PeopleSoft Inc. appears to be openly considering moves to give up its independence.
After dismissing CEO Craig Conway and letting a costly customer assurance program lapse earlier this month, a board member indicated last week publicly for the first time that the company is willing to talk to suitors.
Last week in a trial that could remove a huge roadblock to Oracle Corp.s hostile takeover bid for the enterprise software developer, PeopleSoft Director Steven Goldby said he would be willing to discuss Oracles hostile buyout bid if certain conditions were met.

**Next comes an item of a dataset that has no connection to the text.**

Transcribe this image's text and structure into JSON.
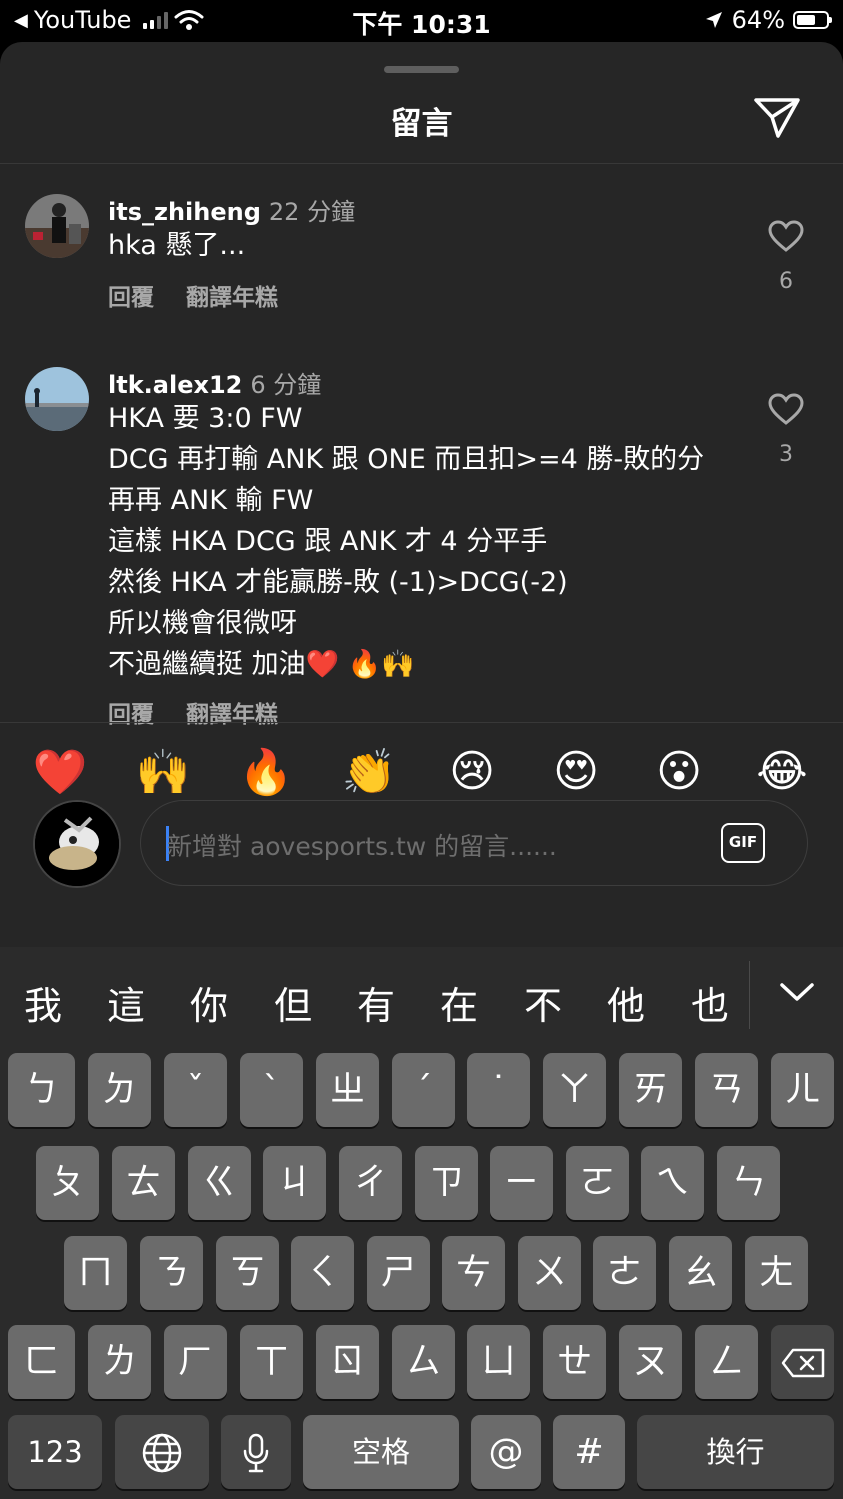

“If there ever is an indication that Oracle is willing to pay what we consider to be the right price … and there is a high certainty of being able to close a transaction quickly, I, personally, would be open to discussions with Oracle,” said Goldby in the Delaware Chancery Court, in Wilmington.
PeopleSoft, of Pleasanton, Calif., and Conway have been fending off Oracles $7.7 billion offer for 16 months. A major stumbling block to the deal was removed last month when a federal court ruled that an Oracle acquisition of PeopleSoft would not violate antitrust laws. A second fell when PeopleSofts board ousted Conway, who testified in the same court last week that he tried to vilify Oracle and its CEO, Larry Ellison, to stop the takeover.
A third roadblock to the deal was PeopleSofts Customer Assurance Program, or CAP, which would require any company that bought PeopleSoft and ended support for its software to pay customers $2 billion. CAP recently expired, meaning that that $2 billion bill wont get any bigger and CAP becomes a “definable and manageable” burden for Oracle, said Robert Christopher, head of litigation for Northern California at Coudert Brothers LLP, in Palo Alto, Calif.
“One thing businesses hate is that kind of uncertainty on the uptake for what those kinds of obligations might be,” said Christopher. “Having dropped [CAP] is a fairly strong signal from PeopleSoft that theyre ready to talk.”
Oracle is looking to remove another roadblock in the Delaware trial, which seeks to remove a poison pill from PeopleSofts bylaws. And the European Commission said last week that it will rule Nov. 9 whether an Oracle-PeopleSoft merger would violate European antitrust laws.
A PeopleSoft spokesperson would not comment on future plans. A representative for Oracle, of Redwood Shores, Calif., did not return phone calls.